In response to queries about its approach to drone bases, a spokesperson for Dublin City Council said that it had not had any planning applications for them.

Since “The Planning Legislation as existing does not currently define or set out regulations regarding the statutory planning requirements for such applications,” the Dublin City Council spokesperson said.

So “each application will therefore be considered on its own merits, on a case-by-case basis and subject to the specific site location, designations and existing land use in the vicinity”, he said.

As for the Department of Housing’s position, “The lack of a specific Exemption in the Planning Regulations does not necessarily automatically render a proposal “Development” in the first instance,” the council spokesperson said.

However, the Planning and Development Act 2000 defines “development” as “the carrying out of any works on, in, over or under land or the making of any material change in the use of any structures or other land”.

So if the department says all development proposals require planning permission unless there’s a specific exemption, and there’s no exemption relating to drones – and “development” includes a material change of use – why wasn’t planning permission required for Manna’s drone base in Clonsilla?

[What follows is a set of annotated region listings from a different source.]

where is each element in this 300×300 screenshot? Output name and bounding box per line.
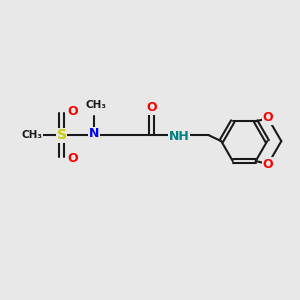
Text: O: O xyxy=(68,152,78,165)
Text: O: O xyxy=(262,111,273,124)
Text: O: O xyxy=(68,105,78,118)
Text: O: O xyxy=(146,101,157,114)
Text: N: N xyxy=(89,127,99,140)
Text: NH: NH xyxy=(169,130,190,143)
Text: O: O xyxy=(262,158,273,171)
Text: S: S xyxy=(57,128,67,142)
Text: CH₃: CH₃ xyxy=(85,100,106,110)
Text: CH₃: CH₃ xyxy=(22,130,43,140)
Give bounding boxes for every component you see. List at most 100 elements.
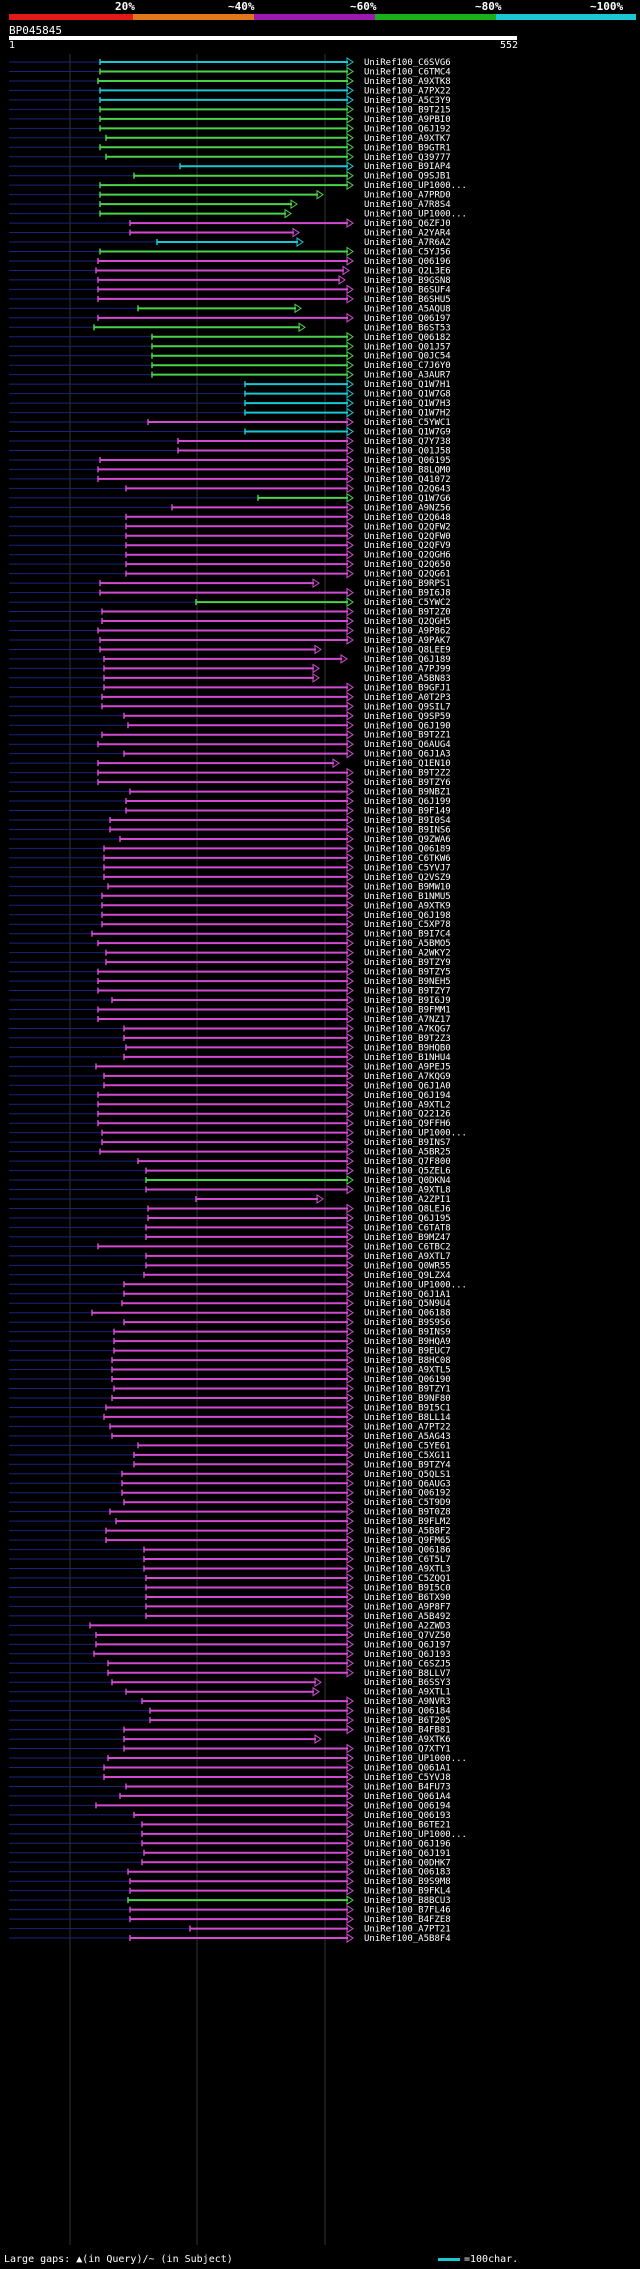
hit-row[interactable]: UniRef100_B6T205: [9, 1715, 451, 1726]
hit-label[interactable]: UniRef100_B9FLM2: [364, 1517, 451, 1527]
hit-label[interactable]: UniRef100_B9T2Z1: [364, 731, 451, 741]
hit-label[interactable]: UniRef100_Q06182: [364, 333, 451, 343]
hit-row[interactable]: UniRef100_Q9SIL7: [9, 701, 451, 712]
hit-row[interactable]: UniRef100_Q06186: [9, 1544, 451, 1556]
hit-row[interactable]: UniRef100_B8BCU3: [9, 1895, 451, 1906]
hit-label[interactable]: UniRef100_Q1W7G6: [364, 494, 451, 504]
hit-row[interactable]: UniRef100_B6TE21: [9, 1819, 451, 1830]
hit-row[interactable]: UniRef100_Q6J1A3: [9, 748, 451, 760]
hit-label[interactable]: UniRef100_C5YE61: [364, 1441, 451, 1451]
hit-label[interactable]: UniRef100_A7PT21: [364, 1925, 451, 1935]
hit-label[interactable]: UniRef100_Q1W7H3: [364, 399, 451, 409]
hit-row[interactable]: UniRef100_UP1000...: [9, 208, 467, 220]
hit-label[interactable]: UniRef100_B9TZY4: [364, 1460, 451, 1470]
hit-row[interactable]: UniRef100_Q1W7G9: [9, 426, 451, 438]
hit-row[interactable]: UniRef100_B9T2Z0: [9, 606, 451, 618]
hit-row[interactable]: UniRef100_B9I7C4: [9, 928, 451, 940]
hit-label[interactable]: UniRef100_B9NBZ1: [364, 788, 451, 798]
hit-row[interactable]: UniRef100_A2WKY2: [9, 947, 451, 959]
hit-row[interactable]: UniRef100_C5YVJ7: [9, 862, 451, 873]
hit-row[interactable]: UniRef100_B9T0Z8: [9, 1506, 451, 1518]
hit-row[interactable]: UniRef100_Q06184: [9, 1705, 451, 1717]
hit-row[interactable]: UniRef100_C5YVJ8: [9, 1772, 451, 1783]
hit-row[interactable]: UniRef100_Q061A1: [9, 1762, 451, 1774]
hit-label[interactable]: UniRef100_Q06183: [364, 1868, 451, 1878]
hit-label[interactable]: UniRef100_Q2QFV9: [364, 541, 451, 551]
hit-label[interactable]: UniRef100_C5T9D9: [364, 1498, 451, 1508]
hit-row[interactable]: UniRef100_A5C3Y9: [9, 94, 451, 106]
hit-label[interactable]: UniRef100_A7R6A2: [364, 238, 451, 248]
hit-label[interactable]: UniRef100_Q06188: [364, 1309, 451, 1319]
hit-label[interactable]: UniRef100_A7PRD0: [364, 191, 451, 201]
hit-row[interactable]: UniRef100_A9NZ56: [9, 502, 451, 513]
hit-label[interactable]: UniRef100_B6SSY3: [364, 1678, 451, 1688]
hit-row[interactable]: UniRef100_Q6J198: [9, 909, 451, 921]
hit-row[interactable]: UniRef100_C5YE61: [9, 1440, 451, 1451]
hit-row[interactable]: UniRef100_A9P862: [9, 625, 451, 637]
hit-row[interactable]: UniRef100_B1NHU4: [9, 1051, 451, 1063]
hit-row[interactable]: UniRef100_Q01J57: [9, 341, 451, 352]
hit-row[interactable]: UniRef100_Q8LEE9: [9, 644, 451, 655]
hit-row[interactable]: UniRef100_Q5QLS1: [9, 1468, 451, 1480]
hit-label[interactable]: UniRef100_B9GSN8: [364, 276, 451, 286]
hit-row[interactable]: UniRef100_B9I5C0: [9, 1582, 451, 1593]
hit-label[interactable]: UniRef100_Q061A4: [364, 1792, 451, 1802]
hit-row[interactable]: UniRef100_Q22126: [9, 1108, 451, 1120]
hit-row[interactable]: UniRef100_UP1000...: [9, 1828, 467, 1840]
hit-row[interactable]: UniRef100_Q6AUG4: [9, 739, 451, 750]
hit-label[interactable]: UniRef100_Q2QFW2: [364, 522, 451, 532]
hit-row[interactable]: UniRef100_Q6J192: [9, 123, 451, 134]
hit-label[interactable]: UniRef100_B9I5C1: [364, 1403, 451, 1413]
hit-row[interactable]: UniRef100_A7PJ99: [9, 663, 451, 674]
hit-label[interactable]: UniRef100_Q9FM65: [364, 1536, 451, 1546]
hit-label[interactable]: UniRef100_Q2QFW0: [364, 532, 451, 542]
hit-row[interactable]: UniRef100_C5YWC1: [9, 417, 451, 428]
hit-row[interactable]: UniRef100_B4FB81: [9, 1724, 451, 1736]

“Our view is that this is normal commercial use of a space that already has commercial planning approval,” said Healy, the Manna CEO. “No different than the many motorbikes and cars that do delivery in and out of a restaurant that deliveroo etc are doing.”

“If the premises is licensed for commercial deliveries of trucks and cars we are falling under same. We make less noise than them also,” he said.

If there’s no planning application, there’s no newspaper advert and no notice posted at the site to let residents like Kenny – who lives across the road from the Clonsilla Inn – know what someone’s proposing to put in their area.

“With planning permission people can put in whether they want it or not, but without that, there’s no way to object,” said McCamley, the Labour councillor. “It doesn’t seem fair, to me.”

Sinn Féin Councillor Angela Donnelly said it would seem surprising to her if drone bases didn’t need planning permission.

“In some councils you need planning permission to put up a shed for your wheelie bins,” she said. “It seems to be one rule for commercial activity and one rule for the ordinary resident.”

Independent Councillor Mannix Flynn, who is on Dublin City Council, and has taken an interest there in the development of the drone business, said Manna has “tried to bypass the system” in Fingal. “It bypasses the democratic planning process.”

In response to a series of queries on how it regulates drone bases, whether the bases in Blanchardstown and Clonsilla are airfields, and the department’s position on planning permission for drone bases, a spokesperson for Fingal County Council pointed to the planning permission for the base in Blanchardstown.

Donnelly, the Sinn Féin councillor, who lives near the Blanchardstown drone airport, says that because the drone delivery business is “so new, I don’t think the law has caught up with it yet”.

The IAA and others are working on this, said Enda Walsh, of the IAA, at the May meeting.

He said the IAA, Dublin City Council, and Maynooth University are working on a project to help local authorities to start incorporating new developments with drones into their development plans.

Asked about this, a spokesperson for Dublin City Council said these partners were working together “to create a Drone Innovation Platform”.

“To gain a better understanding of the various technological, regulatory, wider-societal and innovation supports required to allow drone ecosystems and related activities that are planned for typical European City environments,” he said.